The Dobbs victory, which is a product of outside groups working with elected officials to engineer a favorable Supreme Court outcome, may also have a lasting effect on the legal strategy for the conservative movement going forward.
Former Governor Bryant observes that the ADF’s efforts to aid Mississippi were of tremendous value in Dobbs. “When the Alliance Defending Freedom came in, it was the emphasis that we needed to begin this process,” he says. “You need outside legal review… and [someone] watching the [legislative] language, understanding what judicial scrutiny it’s going to come under, and understanding that the media are going to hype this.”

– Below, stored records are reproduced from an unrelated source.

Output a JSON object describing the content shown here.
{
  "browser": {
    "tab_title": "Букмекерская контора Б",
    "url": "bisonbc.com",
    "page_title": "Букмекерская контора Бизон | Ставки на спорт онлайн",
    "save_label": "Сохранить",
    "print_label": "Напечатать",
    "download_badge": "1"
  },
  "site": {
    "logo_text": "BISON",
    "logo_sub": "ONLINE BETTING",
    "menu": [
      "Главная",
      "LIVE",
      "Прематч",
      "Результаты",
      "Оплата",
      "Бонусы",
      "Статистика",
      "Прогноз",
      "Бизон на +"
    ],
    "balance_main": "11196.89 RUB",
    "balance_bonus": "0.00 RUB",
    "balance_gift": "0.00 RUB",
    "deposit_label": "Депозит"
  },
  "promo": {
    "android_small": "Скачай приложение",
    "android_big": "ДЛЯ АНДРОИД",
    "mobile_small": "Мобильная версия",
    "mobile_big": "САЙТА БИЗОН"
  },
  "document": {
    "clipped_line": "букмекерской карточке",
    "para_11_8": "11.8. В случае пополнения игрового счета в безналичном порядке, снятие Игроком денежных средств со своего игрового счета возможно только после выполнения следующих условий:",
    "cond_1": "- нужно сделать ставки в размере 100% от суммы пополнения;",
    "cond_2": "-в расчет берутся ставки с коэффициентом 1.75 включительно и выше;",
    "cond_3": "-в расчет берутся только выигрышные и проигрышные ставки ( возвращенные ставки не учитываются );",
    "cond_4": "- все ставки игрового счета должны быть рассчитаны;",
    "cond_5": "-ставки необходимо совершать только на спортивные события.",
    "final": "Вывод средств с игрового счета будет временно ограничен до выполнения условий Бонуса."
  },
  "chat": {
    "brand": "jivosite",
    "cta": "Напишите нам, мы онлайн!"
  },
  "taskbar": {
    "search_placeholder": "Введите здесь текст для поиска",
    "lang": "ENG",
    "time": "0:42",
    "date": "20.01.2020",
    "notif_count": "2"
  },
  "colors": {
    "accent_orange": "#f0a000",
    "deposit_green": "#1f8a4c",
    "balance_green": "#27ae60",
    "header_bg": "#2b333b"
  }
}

As for the efforts to prod the court, that strategy seems vindicated as well. “The left has filed preemptive litigation at least since the civil rights era and they have effectively advocated in the public square for their position, not just to defend the truth, but to be assertive about it. And I think that [the Dobbs victory] vindicates that on the conservative side as well,” says Waggoner.
In this respect, the Dobbs victory is the result of embracing an activist legal strategy that many conservatives who care about constitutional order haven’t been entirely at ease with. But other conservative activists have long argued the pro-life movement was a moral cause on par with the civil rights movement – and ignoring the strategies commonly used to get the Supreme Court’s attention would amount to unilateral disarmament in a lot of important legal battles. “The fact that you’re percolating those issues up to the Supreme Court is sending a message to the court, this is coming, this is coming, this is coming, you’ve got to deal with this,” says Waggoner. “And it creates this momentum, that isn’t just a momentum in the law, but a momentum in the culture.”
Whatever Dobbs portends for the future of conservative legal strategy, after six years of careful legal maneuvering it’s hard to argue with winning the biggest Supreme Court case in five decades. “I lost a lot of sleep,” says Waggoner. “I think it felt like a dream in certain moments – an almost unrealistic dream that was too big to even imagine.”